Even if disks have the same size (as you stated), and are formatted in the same way (e.g both NTFS, which you do not mention) the "Allocation unit size" (Bytes Per Cluster) might differ, depending on the formatting settings.
Files always occupy an integer amount of Clusters.
If you have a Cluster-size of e.g. 64k, even files of just a few bytes will occupy a (full) cluster, so as per the example 64k. If your HDD has a smaller cluster-size than your SSD, the same files will occupy more space on your SSD than on your HDD, particularly if you have a lot of small files.
In Windows you can check your Cluster-size of an NTFS drive (amongst others) by opening a Command prompt window ("cmd") and entering "fsutil fsinfo ntfsinfo D:"+enter (change the drive letter, here "D", according to need).
Posts: 2
Joined: 29 Aug 2018

Elena

Thank you so much, PIerry!
I'll check it immediately. Right now I'm remembering that the HDD is certainly NTFS formatted, but the SSD might be ExFAT...!!! Ehm, I'll check it.
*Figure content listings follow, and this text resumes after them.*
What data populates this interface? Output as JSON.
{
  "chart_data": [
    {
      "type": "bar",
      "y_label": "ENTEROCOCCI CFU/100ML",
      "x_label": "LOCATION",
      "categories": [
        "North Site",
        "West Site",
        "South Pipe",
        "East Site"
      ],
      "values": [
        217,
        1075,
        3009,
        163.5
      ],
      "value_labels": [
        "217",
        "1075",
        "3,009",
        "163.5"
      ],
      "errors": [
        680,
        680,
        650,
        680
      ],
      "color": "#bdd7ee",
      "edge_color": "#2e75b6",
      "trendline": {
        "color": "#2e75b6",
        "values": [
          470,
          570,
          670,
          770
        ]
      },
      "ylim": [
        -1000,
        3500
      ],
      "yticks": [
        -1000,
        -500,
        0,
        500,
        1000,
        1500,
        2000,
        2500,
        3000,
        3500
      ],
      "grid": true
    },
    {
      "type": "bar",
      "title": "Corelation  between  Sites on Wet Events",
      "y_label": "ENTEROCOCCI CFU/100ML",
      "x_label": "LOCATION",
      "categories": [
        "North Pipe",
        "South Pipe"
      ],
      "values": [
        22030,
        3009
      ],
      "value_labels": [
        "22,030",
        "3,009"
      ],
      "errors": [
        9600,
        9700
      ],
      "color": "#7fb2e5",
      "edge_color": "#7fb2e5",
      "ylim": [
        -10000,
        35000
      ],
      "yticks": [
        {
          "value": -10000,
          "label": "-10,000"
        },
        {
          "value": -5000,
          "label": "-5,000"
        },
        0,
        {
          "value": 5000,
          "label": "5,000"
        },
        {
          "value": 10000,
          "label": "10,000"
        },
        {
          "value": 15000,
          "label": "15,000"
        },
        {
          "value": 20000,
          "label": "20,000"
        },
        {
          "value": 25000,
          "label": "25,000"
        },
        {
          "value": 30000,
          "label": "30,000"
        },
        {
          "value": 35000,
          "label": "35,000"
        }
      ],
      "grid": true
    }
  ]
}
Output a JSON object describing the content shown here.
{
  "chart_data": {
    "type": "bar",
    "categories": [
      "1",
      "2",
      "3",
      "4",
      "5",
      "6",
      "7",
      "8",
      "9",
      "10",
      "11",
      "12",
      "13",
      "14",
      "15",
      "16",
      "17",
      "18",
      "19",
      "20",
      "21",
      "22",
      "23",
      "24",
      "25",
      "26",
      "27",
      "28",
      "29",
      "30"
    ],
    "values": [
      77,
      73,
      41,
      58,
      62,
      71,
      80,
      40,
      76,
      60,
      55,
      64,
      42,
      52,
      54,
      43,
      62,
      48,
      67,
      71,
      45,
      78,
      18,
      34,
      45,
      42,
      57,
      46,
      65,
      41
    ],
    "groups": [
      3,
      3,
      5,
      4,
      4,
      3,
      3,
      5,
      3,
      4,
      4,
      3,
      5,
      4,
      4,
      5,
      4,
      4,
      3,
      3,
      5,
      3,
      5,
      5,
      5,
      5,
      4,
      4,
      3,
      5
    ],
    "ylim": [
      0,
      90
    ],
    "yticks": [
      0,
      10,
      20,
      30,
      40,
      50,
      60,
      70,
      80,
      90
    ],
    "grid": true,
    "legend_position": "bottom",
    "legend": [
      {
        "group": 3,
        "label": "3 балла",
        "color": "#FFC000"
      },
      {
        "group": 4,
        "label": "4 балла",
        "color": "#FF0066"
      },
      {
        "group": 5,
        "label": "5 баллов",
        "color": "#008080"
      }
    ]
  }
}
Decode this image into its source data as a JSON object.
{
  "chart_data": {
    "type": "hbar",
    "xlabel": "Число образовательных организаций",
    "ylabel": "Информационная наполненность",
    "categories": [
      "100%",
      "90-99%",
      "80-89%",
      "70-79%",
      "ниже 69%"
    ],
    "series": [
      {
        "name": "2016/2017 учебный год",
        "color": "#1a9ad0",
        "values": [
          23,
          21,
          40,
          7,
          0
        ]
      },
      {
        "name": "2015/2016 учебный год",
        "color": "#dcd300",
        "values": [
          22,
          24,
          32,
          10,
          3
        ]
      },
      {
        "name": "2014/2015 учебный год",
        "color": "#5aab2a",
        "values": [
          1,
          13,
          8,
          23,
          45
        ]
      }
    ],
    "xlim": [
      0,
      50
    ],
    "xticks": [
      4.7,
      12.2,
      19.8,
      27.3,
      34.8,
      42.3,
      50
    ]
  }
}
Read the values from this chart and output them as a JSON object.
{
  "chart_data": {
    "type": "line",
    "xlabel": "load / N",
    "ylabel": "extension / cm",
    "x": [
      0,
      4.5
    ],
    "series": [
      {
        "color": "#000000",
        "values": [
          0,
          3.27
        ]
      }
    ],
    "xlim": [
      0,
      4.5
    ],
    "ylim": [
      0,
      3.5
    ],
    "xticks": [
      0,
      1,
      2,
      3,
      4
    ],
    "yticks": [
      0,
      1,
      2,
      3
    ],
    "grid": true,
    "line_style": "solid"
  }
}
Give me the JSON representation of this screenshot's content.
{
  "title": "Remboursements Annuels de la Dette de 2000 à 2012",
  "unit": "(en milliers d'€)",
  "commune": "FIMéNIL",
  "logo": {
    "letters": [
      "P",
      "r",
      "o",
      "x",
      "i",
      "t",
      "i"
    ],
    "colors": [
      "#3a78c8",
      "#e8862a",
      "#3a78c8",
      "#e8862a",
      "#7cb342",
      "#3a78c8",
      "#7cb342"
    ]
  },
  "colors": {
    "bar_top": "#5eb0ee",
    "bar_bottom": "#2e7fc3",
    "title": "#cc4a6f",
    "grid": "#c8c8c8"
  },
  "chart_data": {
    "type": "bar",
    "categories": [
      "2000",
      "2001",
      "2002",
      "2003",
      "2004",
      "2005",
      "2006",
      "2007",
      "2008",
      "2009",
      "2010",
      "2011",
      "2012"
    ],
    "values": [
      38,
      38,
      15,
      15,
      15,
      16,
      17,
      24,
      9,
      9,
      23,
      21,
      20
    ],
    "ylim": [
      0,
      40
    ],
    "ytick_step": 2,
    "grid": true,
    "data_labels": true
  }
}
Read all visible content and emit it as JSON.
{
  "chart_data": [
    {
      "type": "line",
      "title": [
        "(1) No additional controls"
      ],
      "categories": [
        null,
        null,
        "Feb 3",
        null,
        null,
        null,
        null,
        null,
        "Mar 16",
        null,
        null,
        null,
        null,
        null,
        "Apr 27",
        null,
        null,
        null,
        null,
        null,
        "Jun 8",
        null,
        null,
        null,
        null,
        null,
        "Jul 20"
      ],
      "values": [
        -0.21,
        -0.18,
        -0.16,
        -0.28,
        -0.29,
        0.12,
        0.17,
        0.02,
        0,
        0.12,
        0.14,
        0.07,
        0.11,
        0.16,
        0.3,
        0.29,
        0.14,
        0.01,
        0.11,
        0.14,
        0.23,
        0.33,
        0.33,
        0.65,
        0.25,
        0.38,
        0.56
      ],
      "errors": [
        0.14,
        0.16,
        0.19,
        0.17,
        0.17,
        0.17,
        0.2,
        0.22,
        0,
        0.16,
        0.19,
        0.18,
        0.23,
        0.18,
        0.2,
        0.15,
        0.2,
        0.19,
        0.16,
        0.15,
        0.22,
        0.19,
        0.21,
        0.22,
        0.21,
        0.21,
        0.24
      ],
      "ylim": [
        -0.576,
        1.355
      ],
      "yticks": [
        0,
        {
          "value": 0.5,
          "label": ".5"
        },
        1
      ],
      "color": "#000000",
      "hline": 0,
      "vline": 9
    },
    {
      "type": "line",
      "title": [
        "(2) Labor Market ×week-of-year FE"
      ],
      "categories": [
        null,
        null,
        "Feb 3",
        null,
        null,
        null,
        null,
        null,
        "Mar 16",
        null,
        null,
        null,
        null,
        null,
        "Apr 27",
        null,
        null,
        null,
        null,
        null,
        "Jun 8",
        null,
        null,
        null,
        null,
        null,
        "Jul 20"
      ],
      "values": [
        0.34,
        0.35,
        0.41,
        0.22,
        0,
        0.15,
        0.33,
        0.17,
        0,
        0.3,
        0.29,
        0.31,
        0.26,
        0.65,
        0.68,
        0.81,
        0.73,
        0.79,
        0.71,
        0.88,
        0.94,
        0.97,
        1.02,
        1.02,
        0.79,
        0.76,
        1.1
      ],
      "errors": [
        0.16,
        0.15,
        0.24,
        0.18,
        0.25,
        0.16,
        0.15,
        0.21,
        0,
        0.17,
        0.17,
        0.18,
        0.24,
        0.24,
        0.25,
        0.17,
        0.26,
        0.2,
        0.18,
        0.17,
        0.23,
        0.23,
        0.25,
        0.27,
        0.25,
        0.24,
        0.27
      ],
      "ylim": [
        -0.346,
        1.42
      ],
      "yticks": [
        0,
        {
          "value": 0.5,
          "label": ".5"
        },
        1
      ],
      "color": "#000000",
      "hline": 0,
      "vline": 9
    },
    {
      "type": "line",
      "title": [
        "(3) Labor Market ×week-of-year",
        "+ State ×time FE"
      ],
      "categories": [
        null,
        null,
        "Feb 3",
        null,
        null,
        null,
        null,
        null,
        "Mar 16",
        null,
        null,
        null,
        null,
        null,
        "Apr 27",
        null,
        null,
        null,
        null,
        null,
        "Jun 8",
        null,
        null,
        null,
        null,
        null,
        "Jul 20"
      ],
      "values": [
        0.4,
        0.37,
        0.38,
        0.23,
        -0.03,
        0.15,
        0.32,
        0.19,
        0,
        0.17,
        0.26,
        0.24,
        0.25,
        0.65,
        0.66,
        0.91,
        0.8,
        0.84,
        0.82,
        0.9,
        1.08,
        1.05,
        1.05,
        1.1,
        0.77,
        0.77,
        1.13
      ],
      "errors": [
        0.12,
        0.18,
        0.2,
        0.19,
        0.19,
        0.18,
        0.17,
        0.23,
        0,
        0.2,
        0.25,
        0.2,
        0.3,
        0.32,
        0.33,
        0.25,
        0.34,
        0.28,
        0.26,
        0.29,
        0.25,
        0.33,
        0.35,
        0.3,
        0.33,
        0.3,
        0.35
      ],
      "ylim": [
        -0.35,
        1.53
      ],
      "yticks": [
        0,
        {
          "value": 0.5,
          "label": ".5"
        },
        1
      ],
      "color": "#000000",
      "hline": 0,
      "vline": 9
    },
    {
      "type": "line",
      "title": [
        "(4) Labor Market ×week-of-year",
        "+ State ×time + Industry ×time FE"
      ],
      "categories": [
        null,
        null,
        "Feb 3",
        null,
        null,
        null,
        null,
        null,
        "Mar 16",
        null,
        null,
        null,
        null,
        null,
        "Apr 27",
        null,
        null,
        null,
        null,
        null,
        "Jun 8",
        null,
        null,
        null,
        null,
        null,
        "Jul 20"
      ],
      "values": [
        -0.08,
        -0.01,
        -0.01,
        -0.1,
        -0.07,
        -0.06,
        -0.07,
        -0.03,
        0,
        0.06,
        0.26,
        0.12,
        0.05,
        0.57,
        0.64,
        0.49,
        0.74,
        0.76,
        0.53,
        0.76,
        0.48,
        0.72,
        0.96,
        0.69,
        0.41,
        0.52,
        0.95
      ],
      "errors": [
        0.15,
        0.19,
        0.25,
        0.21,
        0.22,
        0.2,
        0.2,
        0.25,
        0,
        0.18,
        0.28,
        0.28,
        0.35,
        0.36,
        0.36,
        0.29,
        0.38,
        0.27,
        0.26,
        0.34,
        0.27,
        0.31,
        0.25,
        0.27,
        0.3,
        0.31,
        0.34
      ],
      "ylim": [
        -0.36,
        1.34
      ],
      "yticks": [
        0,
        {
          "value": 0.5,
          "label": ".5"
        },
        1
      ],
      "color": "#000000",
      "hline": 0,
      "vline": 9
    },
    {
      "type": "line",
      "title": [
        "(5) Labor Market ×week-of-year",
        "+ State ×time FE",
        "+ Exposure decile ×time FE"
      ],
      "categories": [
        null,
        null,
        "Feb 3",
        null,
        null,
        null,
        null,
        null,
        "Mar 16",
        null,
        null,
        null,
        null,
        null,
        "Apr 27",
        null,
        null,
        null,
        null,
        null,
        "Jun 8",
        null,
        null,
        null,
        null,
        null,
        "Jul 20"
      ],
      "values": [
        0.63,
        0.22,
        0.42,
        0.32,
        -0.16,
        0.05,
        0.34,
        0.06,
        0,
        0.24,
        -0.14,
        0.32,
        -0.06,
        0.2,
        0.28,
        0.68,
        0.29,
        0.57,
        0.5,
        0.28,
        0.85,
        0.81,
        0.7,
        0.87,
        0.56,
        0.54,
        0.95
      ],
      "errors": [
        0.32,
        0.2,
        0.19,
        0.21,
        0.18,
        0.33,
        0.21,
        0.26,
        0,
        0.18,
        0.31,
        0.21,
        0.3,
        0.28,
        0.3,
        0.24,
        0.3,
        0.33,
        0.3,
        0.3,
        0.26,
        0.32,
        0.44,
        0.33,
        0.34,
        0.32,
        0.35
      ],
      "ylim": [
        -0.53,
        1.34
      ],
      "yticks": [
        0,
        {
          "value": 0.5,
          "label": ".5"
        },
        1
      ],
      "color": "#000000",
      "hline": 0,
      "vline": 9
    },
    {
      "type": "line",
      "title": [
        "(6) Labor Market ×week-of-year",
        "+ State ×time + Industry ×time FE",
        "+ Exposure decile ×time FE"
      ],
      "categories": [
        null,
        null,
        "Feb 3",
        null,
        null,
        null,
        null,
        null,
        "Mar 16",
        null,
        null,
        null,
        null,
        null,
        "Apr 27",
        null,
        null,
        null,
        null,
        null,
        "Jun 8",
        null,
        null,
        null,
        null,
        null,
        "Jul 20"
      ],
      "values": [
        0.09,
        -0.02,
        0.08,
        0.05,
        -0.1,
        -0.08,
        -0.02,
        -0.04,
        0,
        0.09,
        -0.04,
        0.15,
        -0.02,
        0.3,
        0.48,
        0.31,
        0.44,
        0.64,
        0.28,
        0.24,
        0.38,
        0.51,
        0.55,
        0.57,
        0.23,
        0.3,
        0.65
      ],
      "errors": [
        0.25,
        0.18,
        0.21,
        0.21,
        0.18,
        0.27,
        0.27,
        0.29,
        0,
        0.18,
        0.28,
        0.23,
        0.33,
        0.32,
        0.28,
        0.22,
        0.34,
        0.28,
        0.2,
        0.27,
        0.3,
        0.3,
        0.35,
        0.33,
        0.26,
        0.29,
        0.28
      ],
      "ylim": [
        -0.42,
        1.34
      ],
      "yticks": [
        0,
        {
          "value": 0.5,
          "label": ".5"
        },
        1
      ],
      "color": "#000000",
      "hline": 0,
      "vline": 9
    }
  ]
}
Argh...night working is never a good idea!
Thanks again.
Posts: 5
Joined: 1 Aug 2018

Harm

Hi there,

My server has 6,5 Tb free space and is ntfs format also my 2 disks 1,8 Tb are ntfs. all 3 disks got a cluster size of 4096
The server raid disk is empty, so i made a batch file, the first time no problem everything fits, now i want to re-sync and the program is telling me the server is full, there should be enough space on the server ?.
So i thought i start over and delete everything from the server, but wile I'm deleting, i get the announcement " can't delete the file be course the name of the file is to long, so after deleting step by step directories i find the file ( who should be to long ) but noting wrong with the length of the name, there are files who has longer names and those i can delete.

HELP

i use the freeware program be course i don't have a credit cart, as soon as there is a ideal payment option i will donate no problem.

Greetings,
Harm Hoekstra
Posts: 10
Joined: 24 Sep 2018

Paul

PIerry,

Great answer, one that I would never have thought of or about.

I found a useful reference:
https://support.microsoft.com/en-us/help/140365/default-cluster-size-for-ntfs-fat-and-exfat

It would appear that, for the 1TB drives (HDD NTFS vs SSD exFAT), the cluster sizes are radically different (4 KB vs 128 KB).

I was just about ready to buy a 1 TB SSD to transfer files off my very old 1 TB HDD. Will rethink this very carefully, now.